Third result: it has laid the groundwork and will soon introduce certification, which will allow for public recognition of organizations that apply these standards. With certification will come a means to separate those MFIs that take adequate care from those that do not and to incentivize MFIs to improve their practices.
Great, we’ve been waiting a decade, some more, let’s start with the folk on your own list, maybe with the three MFIs mentioned here, SKS, LAPO and Compartamos? And can someone be expelled, or banished, or dis-endorsed? Are there any consequences for violations of the CPPs? Please state them openly.
That said, the Smart Campaign is not the last word on client protection, because incentives at both the client and provider levels that lead to poor client protections are intrinsic to financial systems.
Not entirely sure what is meant here, but something along the lines of Smart not being perfect and regulation of financial services in general is not perfect either. At last we agree on something.
The Campaign acknowledges that regulation of some aspects of client protection, with enforcement, will be necessary. However, microfinance operates around the world in places where regulatory frameworks for securing client protection are far from adequate, and even where they are strong, regulation is often the last line of defense. Far better to also have client protection embedded as norms and transparent standards. Thus, the Smart Campaign does not position itself as a substitute for regulation, or as a complete solution to the problems of client protection. Rather it is as an industry-development effort that will contribute in a substantial way to improved client protection practices.
Or rather, it has been an ineffective window-dressing PR-stunt until now, and is apparently about to actually take action for the first time ever, so watch this space with baited breath. The bear has awoken, stretched, yawned, and is now, ever so slowly, emerging from the cave into the sunlight of the real world. Or is it a mouse?

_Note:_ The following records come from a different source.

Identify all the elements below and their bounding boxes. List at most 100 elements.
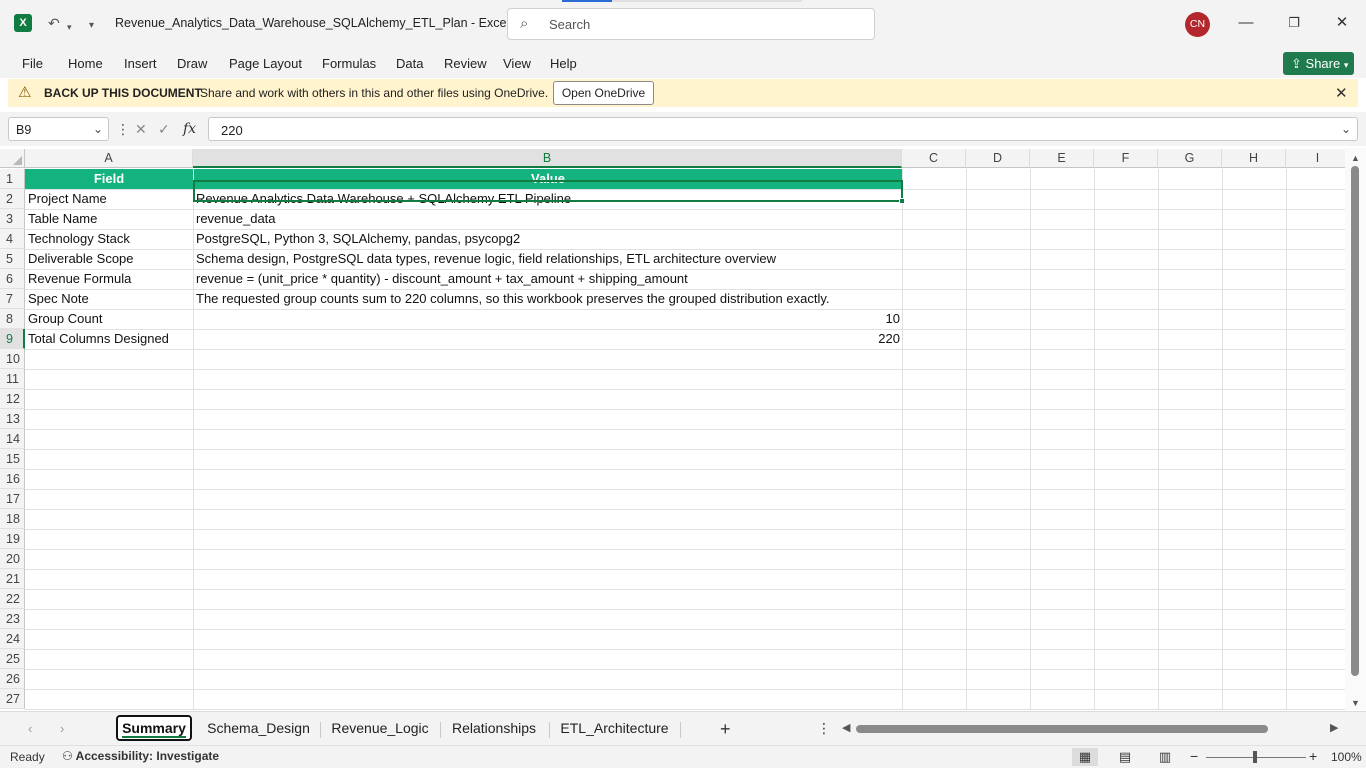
tab-home[interactable]: Home bbox=[68, 56, 103, 71]
row-header[interactable]: 18 bbox=[0, 509, 25, 529]
row-header[interactable]: 26 bbox=[0, 669, 25, 689]
row-header[interactable]: 7 bbox=[0, 289, 25, 309]
worksheet-grid[interactable]: A B C D E F G H I 1 2 3 4 5 6 7 8 9 10 11 12 13 14 15 1… bbox=[0, 148, 1345, 710]
row-header[interactable]: 4 bbox=[0, 229, 25, 249]
row-header[interactable]: 2 bbox=[0, 189, 25, 209]
row-header[interactable]: 10 bbox=[0, 349, 25, 369]
row-header[interactable]: 20 bbox=[0, 549, 25, 569]
row-header[interactable]: 15 bbox=[0, 449, 25, 469]
sheet-tab-revenue-logic[interactable]: Revenue_Logic bbox=[324, 715, 436, 741]
cell-b7[interactable]: The requested group counts sum to 220 co… bbox=[196, 289, 900, 309]
row-header[interactable]: 11 bbox=[0, 369, 25, 389]
tab-formulas[interactable]: Formulas bbox=[322, 56, 376, 71]
tab-draw[interactable]: Draw bbox=[177, 56, 207, 71]
sheet-tab-etl-architecture[interactable]: ETL_Architecture bbox=[553, 715, 676, 741]
row-header[interactable]: 21 bbox=[0, 569, 25, 589]
tab-data[interactable]: Data bbox=[396, 56, 423, 71]
row-header[interactable]: 13 bbox=[0, 409, 25, 429]
insert-function-icon[interactable]: fx bbox=[183, 121, 196, 137]
cell-b9[interactable]: 220 bbox=[196, 329, 900, 349]
row-header[interactable]: 6 bbox=[0, 269, 25, 289]
sheet-tab-schema-design[interactable]: Schema_Design bbox=[200, 715, 317, 741]
zoom-level[interactable]: 100% bbox=[1331, 750, 1362, 764]
row-header[interactable]: 5 bbox=[0, 249, 25, 269]
close-icon[interactable]: ✕ bbox=[1335, 84, 1348, 102]
avatar[interactable]: CN bbox=[1185, 12, 1210, 37]
column-header[interactable]: E bbox=[1030, 149, 1094, 168]
name-box[interactable]: B9 ⌄ bbox=[8, 117, 109, 141]
select-all-corner[interactable] bbox=[0, 149, 25, 168]
row-header[interactable]: 17 bbox=[0, 489, 25, 509]
cell-b3[interactable]: revenue_data bbox=[196, 209, 900, 229]
sheet-tab-summary[interactable]: Summary bbox=[116, 715, 192, 741]
row-header[interactable]: 14 bbox=[0, 429, 25, 449]
column-header[interactable]: H bbox=[1222, 149, 1286, 168]
open-onedrive-button[interactable]: Open OneDrive bbox=[553, 81, 654, 105]
cancel-icon[interactable]: ✕ bbox=[135, 121, 147, 138]
row-header[interactable]: 19 bbox=[0, 529, 25, 549]
tab-insert[interactable]: Insert bbox=[124, 56, 157, 71]
chevron-down-icon[interactable]: ⌄ bbox=[93, 122, 103, 136]
column-header[interactable]: F bbox=[1094, 149, 1158, 168]
cell-a1[interactable]: Field bbox=[25, 169, 193, 189]
undo-icon[interactable]: ↶ bbox=[48, 14, 60, 32]
search-input[interactable]: ⌕ Search bbox=[507, 8, 875, 40]
sheet-next-icon[interactable]: › bbox=[60, 721, 64, 736]
page-break-view-icon[interactable]: ▥ bbox=[1152, 748, 1178, 766]
cell-a4[interactable]: Technology Stack bbox=[28, 229, 191, 249]
column-header[interactable]: A bbox=[25, 149, 193, 168]
row-header[interactable]: 3 bbox=[0, 209, 25, 229]
share-button[interactable]: ⇪ Share ▾ bbox=[1283, 52, 1354, 75]
row-header[interactable]: 23 bbox=[0, 609, 25, 629]
cell-a5[interactable]: Deliverable Scope bbox=[28, 249, 191, 269]
page-layout-view-icon[interactable]: ▤ bbox=[1112, 748, 1138, 766]
cell-b6[interactable]: revenue = (unit_price * quantity) - disc… bbox=[196, 269, 900, 289]
row-header[interactable]: 9 bbox=[0, 329, 25, 349]
more-options-icon[interactable]: ⋮ bbox=[817, 720, 831, 737]
zoom-in-icon[interactable]: + bbox=[1309, 748, 1317, 764]
column-header[interactable]: G bbox=[1158, 149, 1222, 168]
sheet-tab-relationships[interactable]: Relationships bbox=[444, 715, 544, 741]
row-header[interactable]: 27 bbox=[0, 689, 25, 709]
cell-b8[interactable]: 10 bbox=[196, 309, 900, 329]
cell-b4[interactable]: PostgreSQL, Python 3, SQLAlchemy, pandas… bbox=[196, 229, 900, 249]
cell-a8[interactable]: Group Count bbox=[28, 309, 191, 329]
row-header[interactable]: 25 bbox=[0, 649, 25, 669]
cell-a9[interactable]: Total Columns Designed bbox=[28, 329, 191, 349]
scroll-down-icon[interactable]: ▼ bbox=[1351, 698, 1360, 708]
row-header[interactable]: 16 bbox=[0, 469, 25, 489]
scroll-right-icon[interactable]: ▶ bbox=[1330, 721, 1338, 734]
normal-view-icon[interactable]: ▦ bbox=[1072, 748, 1098, 766]
tab-help[interactable]: Help bbox=[550, 56, 577, 71]
zoom-out-icon[interactable]: − bbox=[1190, 748, 1198, 764]
enter-icon[interactable]: ✓ bbox=[158, 121, 170, 138]
row-header[interactable]: 1 bbox=[0, 169, 25, 189]
tab-view[interactable]: View bbox=[503, 56, 531, 71]
minimize-icon[interactable]: — bbox=[1235, 12, 1257, 34]
column-header[interactable]: B bbox=[193, 149, 902, 168]
restore-icon[interactable]: ❐ bbox=[1283, 12, 1305, 34]
column-header[interactable]: D bbox=[966, 149, 1030, 168]
cell-a3[interactable]: Table Name bbox=[28, 209, 191, 229]
scroll-thumb[interactable] bbox=[1351, 166, 1359, 676]
close-icon[interactable]: ✕ bbox=[1331, 12, 1353, 34]
column-header[interactable]: C bbox=[902, 149, 966, 168]
customize-toolbar-icon[interactable]: ▾ bbox=[89, 17, 94, 35]
row-header[interactable]: 8 bbox=[0, 309, 25, 329]
row-header[interactable]: 12 bbox=[0, 389, 25, 409]
horizontal-scroll-thumb[interactable] bbox=[856, 725, 1268, 733]
cell-a6[interactable]: Revenue Formula bbox=[28, 269, 191, 289]
chevron-down-icon[interactable]: ⌄ bbox=[1341, 122, 1351, 136]
scroll-up-icon[interactable]: ▲ bbox=[1351, 153, 1360, 163]
more-options-icon[interactable]: ⋮ bbox=[116, 121, 130, 138]
zoom-slider-knob[interactable] bbox=[1253, 751, 1257, 763]
tab-page-layout[interactable]: Page Layout bbox=[229, 56, 302, 71]
cell-a2[interactable]: Project Name bbox=[28, 189, 191, 209]
column-header[interactable]: I bbox=[1286, 149, 1345, 168]
cell-b5[interactable]: Schema design, PostgreSQL data types, re… bbox=[196, 249, 900, 269]
scroll-left-icon[interactable]: ◀ bbox=[842, 721, 850, 734]
tab-file[interactable]: File bbox=[22, 56, 43, 71]
formula-input[interactable]: 220 ⌄ bbox=[208, 117, 1358, 141]
add-sheet-icon[interactable]: + bbox=[720, 719, 731, 740]
sheet-prev-icon[interactable]: ‹ bbox=[28, 721, 32, 736]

It is politically incorrect to criticise Smart because it apparently helps the poor. It also helps the sector clean up its image to the non-insiders who assume this has some substantial meaning in practice, which it doesn’t. It is a vain effort at playing on the “seal of approvals” that we have all become accustomed to. But it’s sloppy, ineffective, has no teeth, and may actually do more harm than good. Either beef it up or scrap it. The Diverging Markets review of my book summarised the situation concisely:
The SMART Campaign is actually misnamed—CRAFTY would be more appropriate.